Fonterra bid for National Foods
28 October 2004
Fonterra bid for National Foods shows company in ‘serious growth mode’
By Keith Woodford Professor of Agribusiness Lincoln University
The bid by Fonterra to purchase National Foods in Australia is the biggest strategic move in the New Zealand dairy industry since the formation of Fonterra itself.
The move signifies that Fonterra is very serious about developing the consumer products side of its business.
The bid price of $A1.62billion represents full pricing. This price has been judged necessary by Fonterra’s advisers to attract a sufficient number of the existing shareholders to sell.
Fonterra has a sufficiently strong balance sheet that it will be able to finance the purchase from borrowings. However, given a price to earnings ratio of 19:1, it is unlikely that in the short term the investment will return the cost of capital to Fonterra. Accordingly, Fonterra must be making the move because of the strategic opportunities it believes it offers as a platform into Asia. In the short term it is likely to cost farmers money.
National Foods has a strong stable of brands including Fruche, Yoplait, Yogo, Big M, Pura, Farmers Union, and Feel Good. However, some of these will be franchised brands and so Fonterra will not necessarily be getting international rights to all of them.
In recent years a number of prominent commentators have been urging Fonterra to move more decisively into the consumer products market. But making such a move is easier said than done. The opportunity to purchase National Foods is one of those opportunities that only comes up very occasionally.
Currently there is another proposal on the Board table at National Foods. This is to amalgamate with SPC Ardmona, which is a non-dairy company. Fonterra is not interested in SPC Ardmona. Therefore for Fonterra it was a case of acting now or never.

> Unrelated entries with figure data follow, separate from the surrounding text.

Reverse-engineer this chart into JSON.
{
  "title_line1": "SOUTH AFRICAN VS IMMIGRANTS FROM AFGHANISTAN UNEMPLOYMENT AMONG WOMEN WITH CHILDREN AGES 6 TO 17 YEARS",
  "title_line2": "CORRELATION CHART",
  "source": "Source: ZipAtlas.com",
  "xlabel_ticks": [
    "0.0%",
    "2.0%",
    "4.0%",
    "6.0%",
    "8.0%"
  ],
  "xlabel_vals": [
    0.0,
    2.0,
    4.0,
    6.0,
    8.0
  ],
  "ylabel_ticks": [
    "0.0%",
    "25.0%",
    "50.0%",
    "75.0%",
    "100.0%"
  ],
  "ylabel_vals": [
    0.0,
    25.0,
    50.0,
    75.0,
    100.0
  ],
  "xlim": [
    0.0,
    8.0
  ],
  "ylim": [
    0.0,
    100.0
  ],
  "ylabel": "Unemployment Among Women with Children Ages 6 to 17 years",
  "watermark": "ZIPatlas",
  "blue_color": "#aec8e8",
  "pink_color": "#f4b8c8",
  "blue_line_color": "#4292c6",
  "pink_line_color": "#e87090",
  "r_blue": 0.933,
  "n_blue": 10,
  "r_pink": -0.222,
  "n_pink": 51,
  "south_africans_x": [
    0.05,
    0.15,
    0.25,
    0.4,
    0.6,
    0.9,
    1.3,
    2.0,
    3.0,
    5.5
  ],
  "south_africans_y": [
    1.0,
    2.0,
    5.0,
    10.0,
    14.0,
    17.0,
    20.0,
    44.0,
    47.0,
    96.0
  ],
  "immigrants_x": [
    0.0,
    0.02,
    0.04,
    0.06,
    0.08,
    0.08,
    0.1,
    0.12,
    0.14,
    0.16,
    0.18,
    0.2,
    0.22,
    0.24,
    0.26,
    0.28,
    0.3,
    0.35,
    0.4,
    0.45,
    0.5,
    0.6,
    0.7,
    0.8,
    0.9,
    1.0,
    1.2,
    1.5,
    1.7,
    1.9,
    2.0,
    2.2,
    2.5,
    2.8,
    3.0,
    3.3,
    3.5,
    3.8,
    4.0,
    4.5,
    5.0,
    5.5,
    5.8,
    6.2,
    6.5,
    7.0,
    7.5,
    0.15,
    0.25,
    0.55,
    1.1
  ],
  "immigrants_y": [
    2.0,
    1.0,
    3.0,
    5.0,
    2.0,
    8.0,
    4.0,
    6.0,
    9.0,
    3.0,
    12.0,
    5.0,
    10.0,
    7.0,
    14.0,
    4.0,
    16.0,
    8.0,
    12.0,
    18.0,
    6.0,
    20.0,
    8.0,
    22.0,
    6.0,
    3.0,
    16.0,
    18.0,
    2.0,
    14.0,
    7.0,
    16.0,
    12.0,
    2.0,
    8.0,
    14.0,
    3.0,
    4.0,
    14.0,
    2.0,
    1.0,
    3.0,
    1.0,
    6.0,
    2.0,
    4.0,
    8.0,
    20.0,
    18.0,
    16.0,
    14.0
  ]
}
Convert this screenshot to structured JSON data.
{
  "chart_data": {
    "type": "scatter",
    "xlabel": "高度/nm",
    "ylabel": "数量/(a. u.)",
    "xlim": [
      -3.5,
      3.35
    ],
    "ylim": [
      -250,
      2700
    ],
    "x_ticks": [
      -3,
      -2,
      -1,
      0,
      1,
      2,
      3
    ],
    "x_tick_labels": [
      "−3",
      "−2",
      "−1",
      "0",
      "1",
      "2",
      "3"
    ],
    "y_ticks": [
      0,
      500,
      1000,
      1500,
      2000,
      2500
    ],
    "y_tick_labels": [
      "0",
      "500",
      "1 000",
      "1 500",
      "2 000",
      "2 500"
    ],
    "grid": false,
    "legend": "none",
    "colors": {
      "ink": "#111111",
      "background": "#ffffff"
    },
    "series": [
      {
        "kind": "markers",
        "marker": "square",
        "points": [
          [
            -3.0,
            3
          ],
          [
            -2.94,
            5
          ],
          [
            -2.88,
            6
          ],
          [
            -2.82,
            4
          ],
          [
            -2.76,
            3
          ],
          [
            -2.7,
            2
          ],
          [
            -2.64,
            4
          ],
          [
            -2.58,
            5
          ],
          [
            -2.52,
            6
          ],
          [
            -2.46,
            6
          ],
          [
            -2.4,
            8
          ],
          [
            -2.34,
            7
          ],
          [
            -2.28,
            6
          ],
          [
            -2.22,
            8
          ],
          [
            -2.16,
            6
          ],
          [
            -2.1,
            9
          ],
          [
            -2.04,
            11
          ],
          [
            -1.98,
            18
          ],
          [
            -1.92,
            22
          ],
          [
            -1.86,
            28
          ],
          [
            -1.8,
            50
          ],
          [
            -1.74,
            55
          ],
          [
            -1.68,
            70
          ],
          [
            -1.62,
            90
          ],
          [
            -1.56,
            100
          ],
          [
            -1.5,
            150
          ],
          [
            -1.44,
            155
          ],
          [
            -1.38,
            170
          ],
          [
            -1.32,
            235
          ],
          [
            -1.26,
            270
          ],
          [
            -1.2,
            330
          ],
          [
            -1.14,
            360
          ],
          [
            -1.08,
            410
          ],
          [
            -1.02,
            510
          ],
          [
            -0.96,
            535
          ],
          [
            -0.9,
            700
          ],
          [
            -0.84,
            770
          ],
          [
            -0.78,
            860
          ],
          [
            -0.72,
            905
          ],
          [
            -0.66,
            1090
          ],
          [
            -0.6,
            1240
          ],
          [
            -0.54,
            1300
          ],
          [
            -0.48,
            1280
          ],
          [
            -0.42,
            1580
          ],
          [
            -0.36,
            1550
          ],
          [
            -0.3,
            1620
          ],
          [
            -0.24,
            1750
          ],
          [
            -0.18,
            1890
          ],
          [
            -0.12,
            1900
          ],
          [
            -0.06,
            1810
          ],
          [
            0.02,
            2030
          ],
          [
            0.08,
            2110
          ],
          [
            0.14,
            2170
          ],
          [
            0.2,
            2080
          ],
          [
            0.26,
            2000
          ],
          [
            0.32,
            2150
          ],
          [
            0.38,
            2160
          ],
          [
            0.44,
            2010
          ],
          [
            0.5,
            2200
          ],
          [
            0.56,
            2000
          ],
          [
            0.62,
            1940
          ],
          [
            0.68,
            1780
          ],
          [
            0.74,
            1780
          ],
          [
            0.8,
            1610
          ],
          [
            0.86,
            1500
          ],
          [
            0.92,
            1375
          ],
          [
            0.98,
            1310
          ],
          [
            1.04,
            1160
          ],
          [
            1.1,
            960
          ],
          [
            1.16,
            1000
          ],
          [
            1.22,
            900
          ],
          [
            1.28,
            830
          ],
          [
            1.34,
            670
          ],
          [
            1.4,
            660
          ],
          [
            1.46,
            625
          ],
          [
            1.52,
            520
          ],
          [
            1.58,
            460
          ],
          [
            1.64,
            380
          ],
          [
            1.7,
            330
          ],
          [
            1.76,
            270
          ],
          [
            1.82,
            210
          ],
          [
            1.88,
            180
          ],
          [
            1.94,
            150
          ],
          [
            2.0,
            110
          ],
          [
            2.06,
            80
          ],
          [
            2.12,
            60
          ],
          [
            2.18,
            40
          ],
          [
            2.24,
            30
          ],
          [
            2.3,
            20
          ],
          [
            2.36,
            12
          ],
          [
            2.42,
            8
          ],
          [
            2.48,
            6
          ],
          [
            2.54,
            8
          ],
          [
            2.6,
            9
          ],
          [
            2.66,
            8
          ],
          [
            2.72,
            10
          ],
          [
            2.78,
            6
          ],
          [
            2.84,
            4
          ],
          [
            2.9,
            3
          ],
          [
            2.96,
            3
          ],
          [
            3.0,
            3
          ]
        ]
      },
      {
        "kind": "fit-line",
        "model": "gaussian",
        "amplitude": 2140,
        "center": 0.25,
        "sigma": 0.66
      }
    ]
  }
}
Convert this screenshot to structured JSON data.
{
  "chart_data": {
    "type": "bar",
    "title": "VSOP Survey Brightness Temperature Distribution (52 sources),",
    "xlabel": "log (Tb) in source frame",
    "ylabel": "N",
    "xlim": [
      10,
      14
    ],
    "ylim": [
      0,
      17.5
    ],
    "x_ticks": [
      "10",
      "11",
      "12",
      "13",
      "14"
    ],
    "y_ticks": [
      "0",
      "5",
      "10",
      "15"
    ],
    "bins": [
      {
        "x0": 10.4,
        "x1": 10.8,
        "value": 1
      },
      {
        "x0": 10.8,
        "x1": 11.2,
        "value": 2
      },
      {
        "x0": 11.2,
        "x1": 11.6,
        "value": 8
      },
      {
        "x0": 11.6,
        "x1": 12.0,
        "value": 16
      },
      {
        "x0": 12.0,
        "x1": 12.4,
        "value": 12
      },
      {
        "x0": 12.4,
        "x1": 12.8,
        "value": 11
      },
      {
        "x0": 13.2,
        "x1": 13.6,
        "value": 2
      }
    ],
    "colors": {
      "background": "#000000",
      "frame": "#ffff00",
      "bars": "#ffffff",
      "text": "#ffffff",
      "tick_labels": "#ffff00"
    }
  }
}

If the purchase goes ahead it will undoubtedly cause New Zealand dairy farmers to focus more strongly on the question of what is the best long term capital structure for Fonterra. The proposed investment means that Fonterra is planning to go into serious growth mode. This means that farmers will be making ever larger investments beyond the farm gate, and that will create its own pressures and tensions.